This week’s column comes from one of Kaiser’s answers originally posted to Quora on June 22, 2015:
As a first-generation immigrant in Canada from Hong Kong, should I consciously take positive course of actions to instill into my children, and their children, with Chinese culture and values? What advantages and disadvantages are there from their viewpoint?
In my view the advantages — at least for the second generation, i.e., your own children — far outweigh whatever disadvantages you might imagine exist. The idea that you should proactively encourage a familiarity with Chinese culture and values (and, I hope you also mean, language) is kind of a no-brainer: After all, you’re a first-generation immigrant, and the “Chineseness” in you is ineradicable, so just from the perspective of wanting your children to better understand you, it makes sense to expose them to the culture in which you were brought up. The difficulty is in figuring out just how proactive you should be, and in deciding what aspects of the culture and what particular values you hope to inculcate in them.
The cognitive benefits of learning a second language are fairly well established by now. Almost every week I see another article quoting reputable research where bilingualism correlates strongly with other desirable attributes. You’ll read that children in bilingual households learn to speak slightly later, but those same studies will generally show that bilingual children close the gap quickly, and that a whole host of rewards follow — including, if I recall correctly, a lower incidence of dementia/Alzheimer’s later in life.
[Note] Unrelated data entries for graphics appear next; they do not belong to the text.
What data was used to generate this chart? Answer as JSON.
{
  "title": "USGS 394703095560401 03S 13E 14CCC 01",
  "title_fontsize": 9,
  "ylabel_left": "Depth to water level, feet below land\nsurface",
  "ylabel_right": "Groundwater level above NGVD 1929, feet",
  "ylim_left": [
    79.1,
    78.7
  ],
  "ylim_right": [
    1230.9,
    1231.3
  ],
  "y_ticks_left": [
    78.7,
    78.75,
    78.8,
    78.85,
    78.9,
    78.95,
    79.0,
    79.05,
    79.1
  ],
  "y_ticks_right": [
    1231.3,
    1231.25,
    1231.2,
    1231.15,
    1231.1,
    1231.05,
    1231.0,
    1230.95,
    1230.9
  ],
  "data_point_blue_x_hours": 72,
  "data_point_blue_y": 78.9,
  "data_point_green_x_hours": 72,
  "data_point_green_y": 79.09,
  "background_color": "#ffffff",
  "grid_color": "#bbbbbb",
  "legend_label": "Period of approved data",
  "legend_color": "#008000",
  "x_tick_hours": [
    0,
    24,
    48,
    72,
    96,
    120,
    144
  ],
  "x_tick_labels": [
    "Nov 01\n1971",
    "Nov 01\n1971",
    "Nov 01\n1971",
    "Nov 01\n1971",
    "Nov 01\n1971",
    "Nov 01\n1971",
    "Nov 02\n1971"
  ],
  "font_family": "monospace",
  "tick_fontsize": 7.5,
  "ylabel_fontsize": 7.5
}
Given the importance of both North American and Greater Chinese cultures (and the states that comprise them) in almost any future scenario we can realistically posit, having the benefit of exposure to both those cultures will doubtless open doors to your offspring, whether as students or in pursuit of careers. Most importantly, though, they’ll have the ability to empathize with another culturally conditioned worldview — and one that, as it happens, is a vitally important one to understand.
So what are the “Chinese values” that you would hope they’d take to? Obviously it’s more than just an affinity for the food. Hopefully it’s not an affinity for the shitty saccharine pop. Hopefully they’ll take a shine to the idea of filial piety without being crushed by the slavishness and hierarchical thinking that can too often be its byproduct. So too with that famous Chinese pragmatism (which can turn into moral cowardice, or even amorality); with the ability to “eat bitterness” (which can turn into fatalism); and with the respect for education (which can turn into narrow bookishness). The trick is always to try and embody the good without tipping into the bad. That’s one thing that Confucianism really gets right: That all people are inclined to learn primarily by the examples that are set.
The thing to know, though, is that they may simply opt to reject aspects of their heritage, or even the whole identity. And you have to be ready to live with that: Canada and the U.S. are countries of immigration, and if they decide that they want full assimilation and don’t feel at all obliged to give a damn about where you came from, you don’t have much choice but to accept that. You mention “their children” (your grandkids) as well: I’m afraid the curve that tracks “what you owe the ancestral country” drops off very steeply after the second generation, and you can reasonably expect no interest from them. But who knows? They may surprise you with the level of their interest.
I’m a second-generation American whose parents emigrated to the U.S. from China (via Taiwan) in the mid-1950s. They were both very much enamored with America and the ideas that it represented, both eager in many ways to break with what they believed was fundamentally wrong with Chinese culture and tradition. But they also wanted us to remain connected to our Chineseness. I think they got the approach just about right: Without force-feeding us too much — yes, the Saturday morning Chinese classes were a source of constant vexation for me, but that was about it — they managed to instill in their kids an interest in, respect for, and (in my case) a full-blown fascination with all things China. They did this mainly by being the embodiment of those things they valued from the “Old Country,” and by showing us through their lived experience that the best of both the old and new countries could be brought together more or less harmoniously.